Eupen, ville de près de 20 000 habitants, se situe en Wallonie mais se trouve aussi être la capitale de la communauté germanophone de Belgique. Face aux wallons francophones et aux flamands néerlandophones, 9 communes regroupent les populations germanophones de Belgique, héritage du traité de Versailles. Lorsque la Belgique déclara son indépendance des Pays-Bas en 1830, le pays se coupait en deux communautés : wallons et flamands. Puis, la Première Guerre Mondiale éclata et la Belgique fut envahie par les allemands. En 1919, après la défaite allemande, la Belgique obtint réparation en récupérant une petite partie du territoire allemand (article 27 du Traité de Versailles). Ainsi, Eupen, qui était auparavant une ville allemande rattachée à Aix-la-chapelle, se retrouva en Belgique avec les 8 autres communes. En 1970, la communauté germanophone, qui compte aujourd’hui près de 78 000 personnes, fut dotée d’un parlement et au début des années 1980 d’un gouvernement.
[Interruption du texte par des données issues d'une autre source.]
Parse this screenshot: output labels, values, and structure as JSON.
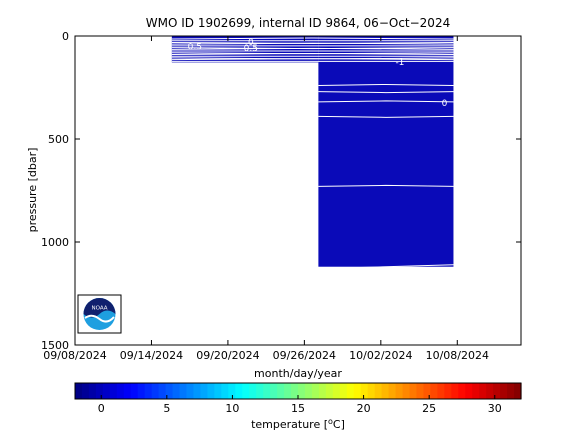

En 1945, le AS Eupen vit le jour avec la fusion de deux clubs, Jeunesse Eupen et FC Eupen 1920. A la sortie de la guerre, l’allemand n’était pas vraiment à l’honneur et les membres fondateurs préfèrent doter le club d’un nom français : Alliance Sportive Eupen. Si le club réussit à se hisser en seconde division belge dans les années 1970 (voire même fleurter avec l’accession en première division en 1974), l’AS Eupen n’attirait pas les foules et voyaient de nombreuses personnes traverser la frontière pour aller supporter les équipes de Bundesliga allemande. Pire, le FC Eupen 1963, club de niveau régional, était considéré comme plus germanophone et donc réunissait parfois plus de spectateurs. L’AS Eupen comprit donc que son nom français l’empêchait d’être adopté par sa communauté locale. En 1981, la direction décida de changer le nom du club en un nom allemand et enfin apparaître comme un club germanophone. Pour conserver l’abréviation AS, le nouveau nom fut Allgemeine Sportvereinigung Eupen (Association générale des sports d’Eupen). En 1995, lorsque le club fêta ses 50 ans, il obtient le titre de Société Royale et le nom devint KAS Eupen : Königliche Allgemeine Sportvereinigung Eupen (Association Royale Générale des Sports d’Eupen). Lors de la saison 2002-2003, le KAS se bâtit pour le titre et la montée avant de finalement s’incliner lors du tour final pour la montée en D1. Avec cette épopée et l’absence de concurrence sportive dans la région germanophone, KAS Eupen devint clairement l’équipe germanophone n°1 en Belgique. En 2010, pour la première fois de son histoire, il accéda en D1, une première également pour un club germanophone.